Malaysian Journal of Medical Sciences, Vol. 15, No. 3, July, 2008, pp. 55-57CASE REPORT
Scalp arteriovenous malformation : a case report
Wan Najwa Zaini Wan Mohamed, Noreen Norfaraheen Lee Abdullah, Ahmad Sobri Muda*
Department of Radiology, School of Medical Sciences, Universiti Sains Malaysia, Health Campus 16150 Kubang Kerian, Kelantan, Malaysia
Code Number: mj08027
We report a rare case of Arteriovenous malformation (AVM) of the scalp in a 30 year-old Malay gentleman who presented with painless forehead swelling since birth. Magnetic Resonance Imaging (MRI) and cerebral angiogram performed and the findings are discussed.
Key words : Scalp Arteriovenous Malformations, Subcutaneous Arteriovenous malformations, Radiological features
Arteriovenous malformation (AVM) in the scalp is rare when compared with other subcutaneous or cervicofacial vascular anomalies such as the haemangioma or venous malformations. It is an abnormal fistula communication between feeding arteries and draining veins without intervening capillary bed. The draining veins can dilate and causes esthetic problem (1-3). It usually presents in late childhood, adolescent or early adulthood. It can also cause massive hemorrhages due to dryness of the overlying skin and injuries (1). In this report we describe the clinical and radiological features of a patient with a scalp arteriovenous malformation.
The patient was a 30 year-old Malay gentleman who complained of a painless forehead swelling since birth, increasing in size for the past 3 – 4 years. Initially, it was a reddish small growth. The lesion bled once following trauma about a year prior to admission. The hemorrhage was secured at that time without resorted to any definitive treatment. Insidiously the forehead lesion grew in size and causing esthetic problem to him. There was no similar history in the family.

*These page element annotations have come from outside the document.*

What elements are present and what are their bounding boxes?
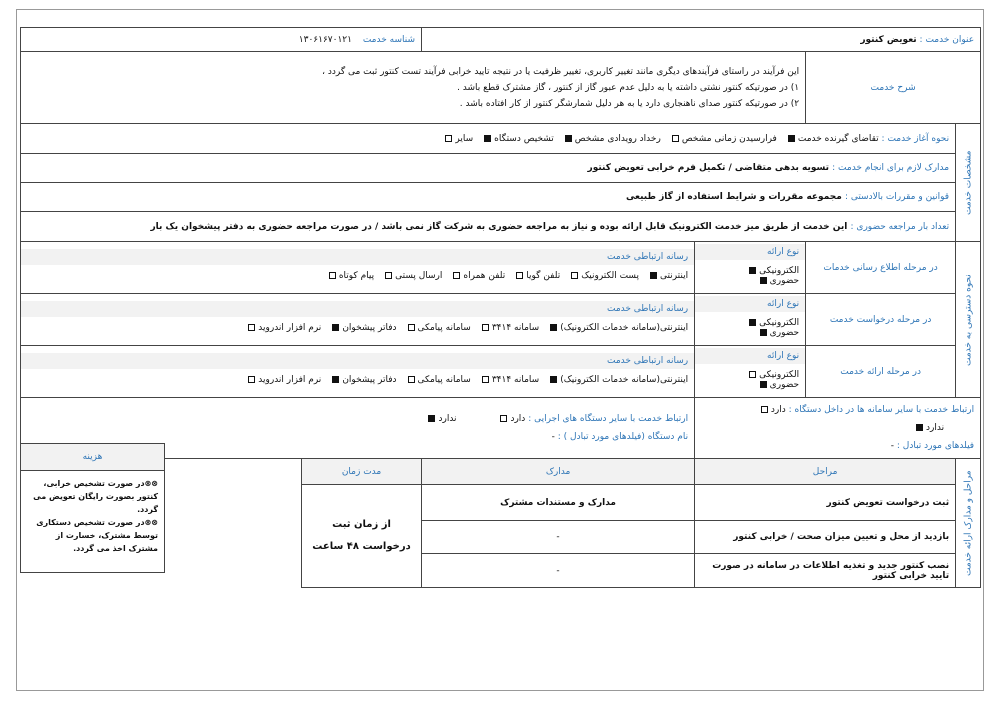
delivery-type-option xyxy=(746,370,799,380)
delivery-type-option-label: الکترونیکی xyxy=(759,265,800,276)
channel-option xyxy=(245,375,321,385)
channel-checkbox[interactable] xyxy=(248,376,255,383)
start-method-option xyxy=(669,134,777,144)
channel-checkbox[interactable] xyxy=(482,324,489,331)
description-text xyxy=(21,52,806,124)
start-method-option xyxy=(785,134,879,144)
channel-option-label: سامانه ۳۴۱۴ xyxy=(491,322,540,333)
channel-checkbox[interactable] xyxy=(385,272,392,279)
step-row: بازدید از محل و تعیین میزان صحت / خرابی کنتور xyxy=(695,521,956,554)
stage-types-cell xyxy=(695,294,806,346)
channel-option xyxy=(326,271,374,281)
description-label: شرح خدمت xyxy=(806,52,981,124)
service-title-label: عنوان خدمت : xyxy=(919,34,975,45)
start-method-option xyxy=(562,134,661,144)
channel-option xyxy=(329,375,396,385)
visits-label: تعداد بار مراجعه حضوری : xyxy=(850,221,950,232)
stage-types xyxy=(695,260,805,292)
start-method-options xyxy=(434,134,878,144)
start-method-option-label: سایر xyxy=(455,133,474,144)
steps-group-label: مراحل و مدارک ارائه خدمت xyxy=(956,459,981,588)
delivery-type-option xyxy=(757,276,799,286)
type-header: نوع ارائه xyxy=(767,298,800,309)
delivery-type-option xyxy=(757,328,799,338)
stage-types xyxy=(695,312,805,344)
step-doc: - xyxy=(422,521,695,554)
external-fields-value: - xyxy=(551,432,555,442)
access-stage-row xyxy=(21,294,981,346)
stage-channels xyxy=(21,369,694,391)
start-method-checkbox[interactable] xyxy=(788,135,795,142)
channel-option xyxy=(382,271,442,281)
required-docs-label: مدارک لازم برای انجام خدمت : xyxy=(832,163,950,173)
channel-option xyxy=(568,271,639,281)
start-method-option xyxy=(481,134,554,144)
channel-checkbox[interactable] xyxy=(408,324,415,331)
time-col-header: مدت زمان xyxy=(302,459,422,485)
service-title-value: تعویض کنتور xyxy=(860,34,917,45)
channel-checkbox[interactable] xyxy=(482,376,489,383)
channel-option-label: اینترنتی(سامانه خدمات الکترونیک) xyxy=(560,322,689,333)
external-link-cell: ارتباط خدمت با سایر دستگاه های اجرایی : دارد ندارد نام دستگاه (فیلدهای مورد تبادل ) : - xyxy=(21,398,695,459)
type-header: نوع ارائه xyxy=(767,350,800,361)
delivery-type-checkbox[interactable] xyxy=(749,267,756,274)
start-method-checkbox[interactable] xyxy=(445,135,452,142)
docs-col-header: مدارک xyxy=(422,459,695,485)
channel-option xyxy=(513,271,560,281)
stage-channels xyxy=(21,317,694,339)
visits-row xyxy=(21,212,956,242)
channel-option xyxy=(479,375,539,385)
channel-option-label: سامانه پیامکی xyxy=(417,322,471,333)
type-header: نوع ارائه xyxy=(767,246,800,257)
delivery-type-checkbox[interactable] xyxy=(760,381,767,388)
external-fields-label: نام دستگاه (فیلدهای مورد تبادل ) : xyxy=(557,432,689,442)
step-row: نصب کنتور جدید و تغذیه اطلاعات در سامانه در صورت تایید خرابی کنتور xyxy=(695,554,956,588)
channel-option xyxy=(647,271,688,281)
access-stage-row xyxy=(21,346,981,398)
channel-checkbox[interactable] xyxy=(571,272,578,279)
channel-checkbox[interactable] xyxy=(332,376,339,383)
service-id-cell xyxy=(21,28,422,52)
delivery-type-checkbox[interactable] xyxy=(749,371,756,378)
steps-col-header: مراحل xyxy=(695,459,956,485)
required-docs-row xyxy=(21,154,956,183)
channel-option-label: سامانه ۳۴۱۴ xyxy=(491,374,540,385)
visits-value: این خدمت از طریق میز خدمت الکترونیک قابل ارائه بوده و نیاز به مراجعه حضوری به شرکت گاز نمی باشد / در صورت مراجعه حضوری به دفتر پیشخوان یک بار xyxy=(150,221,848,232)
channel-option-label: تلفن همراه xyxy=(463,270,506,281)
start-method-row xyxy=(21,124,956,154)
delivery-type-option-label: حضوری xyxy=(769,327,800,338)
internal-yes-checkbox[interactable] xyxy=(761,406,768,413)
channel-checkbox[interactable] xyxy=(453,272,460,279)
external-link-label: ارتباط خدمت با سایر دستگاه های اجرایی : xyxy=(528,414,689,424)
channel-checkbox[interactable] xyxy=(408,376,415,383)
cost-column xyxy=(20,443,165,573)
start-method-option xyxy=(442,134,473,144)
channel-checkbox[interactable] xyxy=(332,324,339,331)
delivery-type-option xyxy=(757,380,799,390)
start-method-option-label: فرارسیدن زمانی مشخص xyxy=(681,133,777,144)
stage-label: در مرحله ارائه خدمت xyxy=(806,346,956,398)
step-doc: مدارک و مستندات مشترک xyxy=(422,485,695,521)
external-yes-checkbox[interactable] xyxy=(500,415,507,422)
channel-option xyxy=(405,323,471,333)
delivery-type-option xyxy=(746,318,799,328)
channel-checkbox[interactable] xyxy=(550,324,557,331)
start-method-option-label: رخداد رویدادی مشخص xyxy=(574,133,661,144)
access-group-label: نحوه دسترسی به خدمت xyxy=(956,242,981,398)
laws-value: مجموعه مقررات و شرایط استفاده از گاز طبیعی xyxy=(625,192,842,202)
channel-option xyxy=(479,323,539,333)
channel-option-label: اینترنتی xyxy=(659,270,689,281)
internal-fields-label: فیلدهای مورد تبادل : xyxy=(896,441,975,451)
channel-checkbox[interactable] xyxy=(516,272,523,279)
delivery-type-option-label: حضوری xyxy=(769,379,800,390)
description-line: این فرآیند در راستای فرآیندهای دیگری مانند تغییر کاربری، تغییر ظرفیت یا در نتیجه تایید خرابی فرآیند تست کنتور ثبت می گردد ، xyxy=(322,66,800,77)
service-title-cell xyxy=(422,28,981,52)
internal-fields-value: - xyxy=(890,441,895,451)
stage-channels-cell xyxy=(21,346,695,398)
stage-types-cell xyxy=(695,242,806,294)
channel-option-label: تلفن گویا xyxy=(526,270,561,281)
step-row: ثبت درخواست تعویض کنتور xyxy=(695,485,956,521)
stage-channels xyxy=(21,265,694,287)
channel-option xyxy=(547,375,688,385)
channel-option-label: نرم افزار اندروید xyxy=(258,322,322,333)
start-method-checkbox[interactable] xyxy=(565,135,572,142)
internal-link-label: ارتباط خدمت با سایر سامانه ها در داخل دستگاه : xyxy=(788,405,975,415)
channel-option-label: پیام کوتاه xyxy=(338,270,375,281)
service-id-label: شناسه خدمت xyxy=(362,34,416,45)
delivery-type-option xyxy=(746,266,799,276)
channel-option xyxy=(405,375,471,385)
channel-option xyxy=(245,323,321,333)
channel-option xyxy=(547,323,688,333)
cost-col-header: هزینه xyxy=(21,444,164,471)
channel-checkbox[interactable] xyxy=(248,324,255,331)
access-stage-row xyxy=(21,242,981,294)
channel-checkbox[interactable] xyxy=(329,272,336,279)
delivery-type-checkbox[interactable] xyxy=(749,319,756,326)
stage-label: در مرحله درخواست خدمت xyxy=(806,294,956,346)
external-no-checkbox[interactable] xyxy=(428,415,435,422)
start-method-option-label: تشخیص دستگاه xyxy=(494,133,554,144)
channel-option-label: ارسال پستی xyxy=(395,270,443,281)
channel-option xyxy=(450,271,505,281)
cost-line: ⊗⊗در صورت تشخیص خرابی، کنتور بصورت رایگان تعویض می گردد. xyxy=(33,479,158,514)
start-method-checkbox[interactable] xyxy=(672,135,679,142)
delivery-type-checkbox[interactable] xyxy=(760,277,767,284)
internal-no-checkbox[interactable] xyxy=(916,424,923,431)
channel-checkbox[interactable] xyxy=(650,272,657,279)
channel-header: رسانه ارتباطی خدمت xyxy=(606,355,689,366)
step-duration: از زمان ثبت درخواست ۴۸ ساعت xyxy=(302,485,422,588)
channel-header: رسانه ارتباطی خدمت xyxy=(606,251,689,262)
stage-channels-cell xyxy=(21,242,695,294)
cost-line: ⊗⊗در صورت تشخیص دستکاری توسط مشترک، خسارت از مشترک اخذ می گردد. xyxy=(36,518,158,553)
cost-text xyxy=(21,471,164,561)
delivery-type-checkbox[interactable] xyxy=(760,329,767,336)
characteristics-group-label: مشخصات خدمت xyxy=(956,124,981,242)
start-method-option-label: تقاضای گیرنده خدمت xyxy=(797,133,879,144)
laws-label: قوانین و مقررات بالادستی : xyxy=(844,192,950,202)
description-line: ۱) در صورتیکه کنتور نشتی داشته یا به دلیل عدم عبور گاز از کنتور ، گاز مشترک قطع باشد . xyxy=(457,82,800,93)
required-docs-value: تسویه بدهی متقاضی / تکمیل فرم خرابی تعویض کنتور xyxy=(587,163,830,173)
stage-types-cell xyxy=(695,346,806,398)
channel-option-label: پست الکترونیک xyxy=(581,270,639,281)
stage-types xyxy=(695,364,805,396)
channel-option-label: دفاتر پیشخوان xyxy=(342,374,397,385)
start-method-label: نحوه آغاز خدمت : xyxy=(881,133,950,144)
channel-option-label: نرم افزار اندروید xyxy=(258,374,322,385)
stage-label: در مرحله اطلاع رسانی خدمات xyxy=(806,242,956,294)
laws-row xyxy=(21,183,956,212)
channel-option-label: دفاتر پیشخوان xyxy=(342,322,397,333)
internal-link-cell: ارتباط خدمت با سایر سامانه ها در داخل دستگاه : دارد ندارد فیلدهای مورد تبادل : - xyxy=(695,398,981,459)
service-id-value: ۱۳۰۶۱۶۷۰۱۲۱ xyxy=(298,34,352,45)
delivery-type-option-label: الکترونیکی xyxy=(759,317,800,328)
delivery-type-option-label: حضوری xyxy=(769,275,800,286)
channel-option-label: سامانه پیامکی xyxy=(417,374,471,385)
channel-option-label: اینترنتی(سامانه خدمات الکترونیک) xyxy=(560,374,689,385)
description-line: ۲) در صورتیکه کنتور صدای ناهنجاری دارد یا به هر دلیل شمارشگر کنتور از کار افتاده باشد . xyxy=(459,98,800,109)
step-doc: - xyxy=(422,554,695,588)
delivery-type-option-label: الکترونیکی xyxy=(759,369,800,380)
channel-option xyxy=(329,323,396,333)
channel-checkbox[interactable] xyxy=(550,376,557,383)
stage-channels-cell xyxy=(21,294,695,346)
start-method-checkbox[interactable] xyxy=(484,135,491,142)
channel-header: رسانه ارتباطی خدمت xyxy=(606,303,689,314)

On examination, there was a soft, bluish and non-tender lesion in the midline of the forehead. The overlying skin is coarse and dry; however there was neither ulceration nor active hemorrhage present (fig 1). Bruit was heard on auscultation of the lesion. The vital signs are stable and all other systems were normal. The blood investigations were unremarkable.
Magnetic Resonance Imaging (MRI) of the brain revealed a predominently hyperintense subcutaneous mass in the midline of the forehead on both T1 and T2 weighted images which extends superiorly beyond forehead and inferiorly down to the root of nose. There are mulriple flow void serpinginous structures within the lesion which enhanced with contrast, in keeping with dilated vessels (fig 2). However, no MR angiography was done at that time. There was no intracranial extension.
About 2 months after MRI, he underwent cerebral angiogram, which showed presence of abnormal early draining veins, in keeping with vascular malformations in the midline frontal region. Feeding arteries with tortous course appeared arising from the right ophthalmic artery with several other feeders from the left ophthalmic artery. There are also feeders also from right and left superficial temporal arteries (fig 3). No supply was noted from both anterior cerebral arteries. Enlarged early draining veins were seen draining into the scalp veins. There was no no intracranial venous drainage. He then underwent surgery for complete removal of his scalp AVM in the forehead.
AVMs in scalp are relatively rare. They are 20 times more common in the brain involving or supplied by intracranial vasculature than in that from external carotid arteries (1). Cervicofacial involvement is most common in the cheeks, ears, nose, and less commonly forehead (2). Scalp AVMs are normally noticed in late childhood, adolescent or early adulthood, when substantial esthetic and social disturbance entailed, or due to various stimuli such as trauma, pregnancy or puberty (2).
MRI is helpful to differentiate cervicofacial AVMs from other vascular lesions and aid in the correct diagnosis as well as to distinguish whether there is intracranial extension or involvement (3). MRI can also help to distinguish scalp AVMs which are high flow lesions from other low flow lesions such as venous or lymphatic malformations, and this will help with the treatment planning. However, catheter angiography is still the gold standard modality to understand the angioarchitecture of the lesion and to exclude any intracranial component (4).
Management of scalp AVMs is difficult because of its high flow, complex vascular anatomy and cosmetic problems. There are various techniques and method of treatment for scalp AVMs. Among the treatment options include surgical excision, ligation of feeding vessels, transarterial and transvenous embolization, injection of sclerosant into the nidusand electrothrombosis (1, 5-7). Shenoy et al divided scalp AVMs into group 1 and II, to help decide the treatment of choice. Group 1 will represent primary scalp vascular malformations and Group II will represent secondary scalp venous dilatations. This patient belongs to group I representing primary scalp vascular malformations.
Surgical excision is the most common and successful method of treating scalps AVMs (1). Endovascular approaches are an option as a definitive therapy or as an adjunct to surgical therapy to reduce blood loss during excision (5). The most common cause of treatment failure, even with combined embolization and surgery is incomplete resection. Recurrence has been reported as late as 18 years after complete surgical resection(4).